The illustration shows a cycle with three stages. The first features a young plant, the second a fully grown plant and the third falling rain.
© TrueStory AG

Up to now, the alcohol used to make cleaning agents has often been obtained from sugar beet or sugar cane. The main problem here was the origin of the sugar cane: this often came from plantations in Brazil for which rainforest had previously been cleared. "The production of this new type of alcohol no longer requires any agricultural land," explains Susanna Heldmaier (53), the Strategic Lead of Basic Research & Technical Innovation at the Mibelle Group. "We can therefore preserve resources and contribute towards climate protection."

"The production of this new type of alcohol no longer requires any agricultural land"

Susanne Heldmaier (53), the Strategic Lead of Basic Research & Technical Innovation at the Mibelle Group.

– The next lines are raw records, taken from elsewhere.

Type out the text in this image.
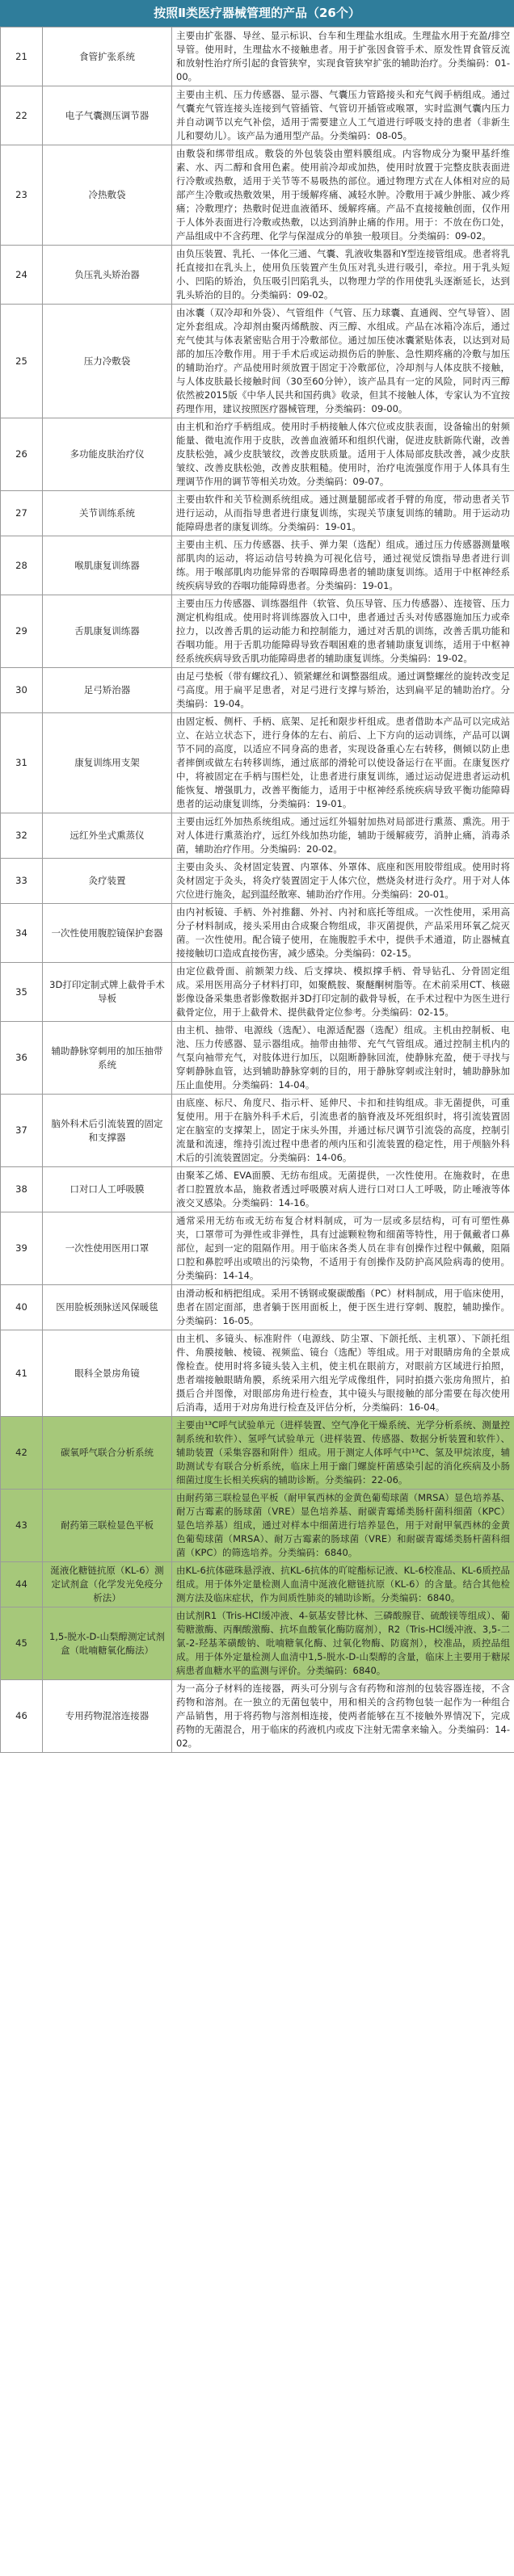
按照Ⅱ类医疗器械管理的产品（26个）
21	食管扩张系统	主要由扩张器、导丝、显示标识、台车和生理盐水组成。生理盐水用于充盈/排空导管。使用时，生理盐水不接触患者。用于扩张因食管手术、原发性胃食管反流和放射性治疗所引起的食管狭窄，实现食管狭窄扩张的辅助治疗。分类编码：01-00。
22	电子气囊测压调节器	主要由主机、压力传感器、显示器、气囊压力管路接头和充气阀手柄组成。通过气囊充气管连接头连接到气管插管、气管切开插管或喉罩，实时监测气囊内压力并自动调节以充气补偿，适用于需要建立人工气道进行呼吸支持的患者（非新生儿和婴幼儿）。该产品为通用型产品。分类编码：08-05。
23	冷热敷袋	由敷袋和绑带组成。敷袋的外包装袋由塑料膜组成。内容物成分为聚甲基纤维素、水、丙二醇和食用色素。使用前冷却或加热，使用时放置于完整皮肤表面进行冷敷或热敷，适用于关节等不易吸热的部位。通过物理方式在人体相对应的局部产生冷敷或热敷效果，用于缓解疼痛、减轻水肿。冷敷用于减少肿胀、减少疼痛；冷敷理疗；热敷时促进血液循环、缓解疼痛。产品不直接接触创面，仅作用于人体外表面进行冷敷或热敷，以达到消肿止痛的作用。用于：不放在伤口处，产品组成中不含药理、化学与保湿成分的单独一般项目。分类编码：09-02。
24	负压乳头矫治器	由负压装置、乳托、一体化三通、气囊、乳液收集器和Y型连接管组成。患者将乳托直接扣在乳头上，使用负压装置产生负压对乳头进行吸引，牵拉。用于乳头短小、凹陷的矫治，负压吸引凹陷乳头，以物理力学的作用使乳头逐渐延长，达到乳头矫治的目的。分类编码：09-02。
25	压力冷敷袋	由冰囊（双冷却和外袋）、气管组件（气管、压力球囊、直通阀、空气导管）、固定外套组成。冷却剂由聚丙烯酰胺、丙三醇、水组成。产品在冰箱冷冻后，通过充气使其与体表紧密贴合用于冷敷部位。通过加压使冰囊紧贴体表，以达到对局部的加压冷敷作用。用于手术后或运动损伤后的肿胀、急性期疼痛的冷敷与加压的辅助治疗。产品使用时须放置于固定于冷敷部位，冷却剂与人体皮肤不接触，与人体皮肤最长接触时间（30至60分钟），该产品具有一定的风险，同时丙三醇依然被2015版《中华人民共和国药典》收录，但其不接触人体，专家认为不宜按药理作用，建议按照医疗器械管理，分类编码：09-00。
26	多功能皮肤治疗仪	由主机和治疗手柄组成。使用时手柄接触人体穴位或皮肤表面，设备输出的射频能量、微电流作用于皮肤，改善血液循环和组织代谢，促进皮肤新陈代谢，改善皮肤松弛，减少皮肤皱纹，改善皮肤质量。适用于人体局部皮肤改善，减少皮肤皱纹、改善皮肤松弛，改善皮肤粗糙。使用时，治疗电流强度作用于人体具有生理调节作用的调节等相关功效。分类编码：09-07。
27	关节训练系统	主要由软件和关节检测系统组成。通过测量腿部或者手臂的角度，带动患者关节进行运动，从而指导患者进行康复训练，实现关节康复训练的辅助。用于运动功能障碍患者的康复训练。分类编码：19-01。
28	喉肌康复训练器	主要由主机、压力传感器、扶手、弹力架（选配）组成。通过压力传感器测量喉部肌肉的运动，将运动信号转换为可视化信号，通过视觉反馈指导患者进行训练。用于喉部肌肉功能异常的吞咽障碍患者的辅助康复训练。适用于中枢神经系统疾病导致的吞咽功能障碍患者。分类编码：19-01。
29	舌肌康复训练器	主要由压力传感器、训练器组件（软管、负压导管、压力传感器）、连接管、压力测定机构组成。使用时将训练器放入口中，患者通过舌头对传感器施加压力或牵拉力，以改善舌肌的运动能力和控制能力，通过对舌肌的训练，改善舌肌功能和吞咽功能。用于舌肌功能障碍导致吞咽困难的患者辅助康复训练，适用于中枢神经系统疾病导致舌肌功能障碍患者的辅助康复训练。分类编码：19-02。
30	足弓矫治器	由足弓垫板（带有螺纹孔）、锁紧螺丝和调整器组成。通过调整螺丝的旋转改变足弓高度。用于扁平足患者，对足弓进行支撑与矫治，达到扁平足的辅助治疗。分类编码：19-04。
31	康复训练用支架	由固定板、侧杆、手柄、底架、足托和限步杆组成。患者借助本产品可以完成站立、在站立状态下，进行身体的左右、前后、上下方向的运动训练，产品可以调节不同的高度，以适应不同身高的患者，实现设备重心左右转移，侧倾以防止患者摔倒或做左右转移训练，通过底部的滑轮可以使设备运行在平面。在康复医疗中，将被固定在手柄与围栏处，让患者进行康复训练，通过运动促进患者运动机能恢复、增强肌力，改善平衡能力，适用于中枢神经系统疾病导致平衡功能障碍患者的运动康复训练，分类编码：19-01。
32	远红外坐式熏蒸仪	主要由远红外加热系统组成。通过远红外辐射加热对局部进行熏蒸、熏洗。用于对人体进行熏蒸治疗，远红外线加热功能，辅助于缓解疲劳，消肿止痛，消毒杀菌，辅助治疗作用。分类编码：20-02。
33	灸疗装置	主要由灸头、灸材固定装置、内罩体、外罩体、底座和医用胶带组成。使用时将灸材固定于灸头，将灸疗装置固定于人体穴位，燃烧灸材进行灸疗。用于对人体穴位进行施灸，起到温经散寒、辅助治疗作用。分类编码：20-01。
34	一次性使用腹腔镜保护套器	由内衬板镜、手柄、外衬推翻、外衬、内衬和底托等组成。一次性使用，采用高分子材料制成，接头采用由合成聚合物组成，非灭菌提供，产品采用环氧乙烷灭菌。一次性使用。配合镜子使用，在施腹腔手术中，提供手术通道，防止器械直接接触切口造成直接伤害，减少感染。分类编码：02-15。
35	3D打印定制式牌上截骨手术导板	由定位截骨面、前额架力线、后支撑块、模拟撑手柄、骨导钻孔、分骨固定组成。采用医用高分子材料打印，如聚酰胺、聚醚酮树脂等。在术前采用CT、核磁影像设备采集患者影像数据并3D打印定制的截骨导板，在手术过程中为医生进行截骨定位，用于上截骨术、提供截骨定位参考。分类编码：02-15。
36	辅助静脉穿刺用的加压抽带系统	由主机、抽带、电源线（选配）、电源适配器（选配）组成。主机由控制板、电池、压力传感器、显示器组成。抽带由抽带、充气气管组成。通过控制主机内的气泵向袖带充气，对肢体进行加压，以阻断静脉回流，使静脉充盈，便于寻找与穿刺静脉血管，达到辅助静脉穿刺的目的，用于静脉穿刺或注射时，辅助静脉加压止血使用。分类编码：14-04。
37	脑外科术后引流装置的固定和支撑器	由底座、标尺、角度尺、指示杆、延伸尺、卡扣和挂钩组成。非无菌提供，可重复使用。用于在脑外科手术后，引流患者的脑脊液及坏死组织时，将引流装置固定在脑室的支撑架上，固定于床头外围，并通过标尺调节引流袋的高度，控制引流量和流速，维持引流过程中患者的颅内压和引流装置的稳定性，用于颅脑外科术后的引流装置固定。分类编码：14-06。
38	口对口人工呼吸膜	由聚苯乙烯、EVA面膜、无纺布组成。无菌提供，一次性使用。在施救时，在患者口腔置放本品，施救者透过呼吸膜对病人进行口对口人工呼吸，防止唾液等体液交叉感染。分类编码：14-16。
39	一次性使用医用口罩	通常采用无纺布或无纺布复合材料制成，可为一层或多层结构，可有可塑性鼻夹，口罩带可为弹性或非弹性，具有过滤颗粒物和细菌等特性，用于佩戴者口鼻部位，起到一定的阻隔作用。用于临床各类人员在非有创操作过程中佩戴，阻隔口腔和鼻腔呼出或喷出的污染物，不适用于有创操作及防护高风险病毒的使用。分类编码：14-14。
40	医用脸板颈脉送风保暖毯	由滑动板和柄把组成。采用不锈钢或聚碳酸酯（PC）材料制成，用于临床使用，患者在固定面部，患者躺于医用面板上，便于医生进行穿刺、腹腔，辅助操作。分类编码：16-05。
41	眼科全景房角镜	由主机、多镜头、标准附件（电源线、防尘罩、下颌托纸、主机罩）、下颌托组件、角膜接触、棱镜、视频监、镜台（选配）等组成。用于对眼睛房角的全景成像检查。使用时将多镜头装入主机，使主机在眼前方，对眼前方区域进行拍照，患者端接触眼睛角膜，系统采用六组光学成像组件，同时拍摄六张房角照片，拍摄后合并图像，对眼部房角进行检查，其中镜头与眼接触的部分需要在每次使用后消毒，适用于对房角进行检查及评估分析，分类编码：16-04。
42	碳氧呼气联合分析系统	主要由¹³C呼气试验单元（进样装置、空气净化干燥系统、光学分析系统、测量控制系统和软件）、氢呼气试验单元（进样装置、传感器、数据分析装置和软件）、辅助装置（采集容器和附件）组成。用于测定人体呼气中¹³C、氢及甲烷浓度，辅助测试专有联合分析系统，临床上用于幽门螺旋杆菌感染引起的消化疾病及小肠细菌过度生长相关疾病的辅助诊断。分类编码：22-06。
43	耐药第三联检显色平板	由耐药第三联检显色平板（耐甲氧西林的金黄色葡萄球菌（MRSA）显色培养基、耐万古霉素的肠球菌（VRE）显色培养基、耐碳青霉烯类肠杆菌科细菌（KPC）显色培养基）组成，通过对样本中细菌进行培养显色，用于对耐甲氧西林的金黄色葡萄球菌（MRSA）、耐万古霉素的肠球菌（VRE）和耐碳青霉烯类肠杆菌科细菌（KPC）的筛选培养。分类编码：6840。
44	涎液化糖链抗原（KL-6）测定试剂盒（化学发光免疫分析法）	由KL-6抗体磁珠悬浮液、抗KL-6抗体的吖啶酯标记液、KL-6校准品、KL-6质控品组成。用于体外定量检测人血清中涎液化糖链抗原（KL-6）的含量。结合其他检测方法及临床症状，作为间质性肺炎的辅助诊断。分类编码：6840。
45	1,5-脱水-D-山梨醇测定试剂盒（吡喃糖氧化酶法）	由试剂R1（Tris-HCl缓冲液、4-氨基安替比林、三磷酸腺苷、硫酸镁等组成）、葡萄糖激酶、丙酮酸激酶、抗坏血酸氧化酶防腐剂），R2（Tris-HCl缓冲液、3,5-二氯-2-羟基苯磺酸钠、吡喃糖氧化酶、过氧化物酶、防腐剂），校准品，质控品组成。用于体外定量检测人血清中1,5-脱水-D-山梨醇的含量，临床上主要用于糖尿病患者血糖水平的监测与评价。分类编码：6840。
46	专用药物混溶连接器	为一高分子材料的连接器，两头可分别与含有药物和溶剂的包装容器连接，不含药物和溶剂。在一独立的无菌包装中，用和相关的含药物包装一起作为一种组合产品销售，用于将药物与溶剂相连接，使两者能够在互不接触外界情况下，完成药物的无菌混合，用于临床的药液机内或皮下注射无需拿来输入。分类编码：14-02。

What about transportation?

Just how good is it for the climate to transport alcohol produced in China to Switzerland? "If you consider the entire life cycle of the alcohol, the delivery of the product hardly makes any difference in spite of the long distance," Heldmaier says. This life cycle assessment is checked within the framework of an independent study by the company Carbotech AG. The World Wide Fund for Nature (WWF) has also backed this new technology. Alcohol could one day partly also be made from CO2 in Switzerland – for example at waste incineration plants.

Plastic from alcohol

The Mibelle Group has ambitious plans: in the future, it wants to use this environmentally friendly alcohol to not only produce cleaning agents, but also for the packaging. The bottles for these cleaning agents are plastic (PET and PE). This plastic can be made from crude oil – or alcohol from recycled CO2.